At the Larkspur Conservation – named for the spring ephemeral wildflower that grows there – families and friends often arrive early on the burial day to take a memorial hike (or drive, for those with mobility constraints) to the grave site, which will already be dug and the bottom beautifully decorated by Phifer and Ponoroff with seasonal flowers and leaves.
“We want people to come up and see something that is pretty and soft and aesthetically pleasing, because it makes it easier to engage with what’s happening,” Ponoroff said. Sometimes, above the grave, photos of the deceased are hung, catching the breeze. Families can bring religious or spiritual leaders with them to provide a more structured service, or they can simply tell stories and reflect on the life of their loved one. The body is then lowered into the grave with ropes held by ceremony attendees, then the grave is filled in, sometimes with the help of Ponoroff and Phifer. “There are days where we do a lot, and there are days when we’re not allowed to touch the shovels,” Ponoroff said.

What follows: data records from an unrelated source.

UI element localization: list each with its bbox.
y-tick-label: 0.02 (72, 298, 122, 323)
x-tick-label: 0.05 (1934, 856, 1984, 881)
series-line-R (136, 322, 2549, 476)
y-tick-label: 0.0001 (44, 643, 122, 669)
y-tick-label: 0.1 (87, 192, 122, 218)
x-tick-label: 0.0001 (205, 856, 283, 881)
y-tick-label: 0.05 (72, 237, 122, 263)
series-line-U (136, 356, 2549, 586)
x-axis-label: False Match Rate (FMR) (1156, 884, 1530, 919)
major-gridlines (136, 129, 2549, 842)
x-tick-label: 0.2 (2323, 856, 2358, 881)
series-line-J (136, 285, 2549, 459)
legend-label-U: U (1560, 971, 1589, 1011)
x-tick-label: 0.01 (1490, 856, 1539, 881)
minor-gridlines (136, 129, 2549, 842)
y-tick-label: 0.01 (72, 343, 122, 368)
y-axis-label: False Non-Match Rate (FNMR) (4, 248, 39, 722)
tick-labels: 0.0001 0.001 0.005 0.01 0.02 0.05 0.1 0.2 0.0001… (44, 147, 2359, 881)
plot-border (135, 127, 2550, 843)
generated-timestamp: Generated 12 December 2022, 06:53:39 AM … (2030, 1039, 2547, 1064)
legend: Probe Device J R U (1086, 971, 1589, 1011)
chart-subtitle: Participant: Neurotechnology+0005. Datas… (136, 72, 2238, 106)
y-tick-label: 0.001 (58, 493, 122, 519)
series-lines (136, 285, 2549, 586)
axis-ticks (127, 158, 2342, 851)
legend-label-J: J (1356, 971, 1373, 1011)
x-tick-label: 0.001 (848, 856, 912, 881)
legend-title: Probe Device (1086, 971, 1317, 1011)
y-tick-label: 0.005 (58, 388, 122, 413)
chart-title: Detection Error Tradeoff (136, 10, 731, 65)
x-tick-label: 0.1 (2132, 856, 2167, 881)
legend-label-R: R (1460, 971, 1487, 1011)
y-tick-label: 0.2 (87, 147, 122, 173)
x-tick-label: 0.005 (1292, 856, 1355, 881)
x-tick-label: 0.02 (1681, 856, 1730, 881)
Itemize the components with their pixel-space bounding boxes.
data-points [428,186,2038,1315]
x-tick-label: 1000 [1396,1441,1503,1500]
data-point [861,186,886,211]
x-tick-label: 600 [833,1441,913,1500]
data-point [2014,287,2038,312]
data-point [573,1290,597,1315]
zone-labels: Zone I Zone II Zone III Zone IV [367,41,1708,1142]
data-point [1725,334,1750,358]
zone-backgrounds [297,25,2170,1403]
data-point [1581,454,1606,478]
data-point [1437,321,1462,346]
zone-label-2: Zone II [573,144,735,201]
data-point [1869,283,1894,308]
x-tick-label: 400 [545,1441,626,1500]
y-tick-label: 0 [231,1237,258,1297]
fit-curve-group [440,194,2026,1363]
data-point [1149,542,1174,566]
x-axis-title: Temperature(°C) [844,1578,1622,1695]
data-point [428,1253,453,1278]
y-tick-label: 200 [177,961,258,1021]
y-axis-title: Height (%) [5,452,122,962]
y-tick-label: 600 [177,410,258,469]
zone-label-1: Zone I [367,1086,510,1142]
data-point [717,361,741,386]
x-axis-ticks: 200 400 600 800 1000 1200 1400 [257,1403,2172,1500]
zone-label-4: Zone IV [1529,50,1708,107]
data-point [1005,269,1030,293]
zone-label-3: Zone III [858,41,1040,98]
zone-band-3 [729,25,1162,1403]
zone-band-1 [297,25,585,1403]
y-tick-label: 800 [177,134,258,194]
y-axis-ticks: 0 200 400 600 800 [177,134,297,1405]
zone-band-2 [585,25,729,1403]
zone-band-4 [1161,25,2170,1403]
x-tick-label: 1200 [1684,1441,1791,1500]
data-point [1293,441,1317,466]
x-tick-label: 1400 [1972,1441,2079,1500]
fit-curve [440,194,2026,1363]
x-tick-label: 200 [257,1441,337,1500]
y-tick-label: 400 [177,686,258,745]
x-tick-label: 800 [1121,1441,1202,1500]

Since 2018, Phifer and Ponoroff have buried around 66 bodies and have seen demand grow for their services. In 2019, The National Funeral Director Association listed the average cost of an adult funeral with viewing and burial at $9,135 dollars. Ponoroff estimated that in Tennessee the average is closer to $12,000 dollars. Burial at Larkspur, which includes a ceremony that can last up to three hours, costs around $4,000 dollars.
In a society where green burial is not yet the norm, finding people who want to be buried at Larkspur hasn’t always been easy. Phifer and Ponoroff said the biggest challenge they face is getting access to and being able to educate local communities on exactly what green burial is, and why they think it’s a smarter choice.
Barbara Haynes, who buried her mother, Lois Catanzaro, at Larkspur in June 2020, didn’t need any convincing. Alone in hospital, Catanzaro died as a result of COVID-19, while listening to a recording of Haynes singing her favorite hymn, Great is Thy Faithfulness. Although Catanzaro did not expressly choose Larkspur for her burial, Haynes knew it was what the family needed after not being able to be with Catanzaro as she passed.
“Larkspur gave us the chance to serve her and care for her a final time,” Haynes said. Haynes’ husband and children took part in the burial with her brother, his family, and a photographer friend. The ceremony was anything but formal, Haynes said, as family members all took part in lowering Catanzaro’s body, and then filling in the grave. Since then, Haynes has returned twice, including a visit when she planted native trees and bushes around the gravesite.
Haynes said this process has helped with her grief, and that it made her feel closer to her mother. Haynes and her husband both plan on being buried at Larkspur and, after hearing their story of burying Catanzaro, two of their close friends plan to be buried at the conservation as well.
Haynes said, “This will be a different kind of memorial. Here, the experience of death and burial becomes a part of life.”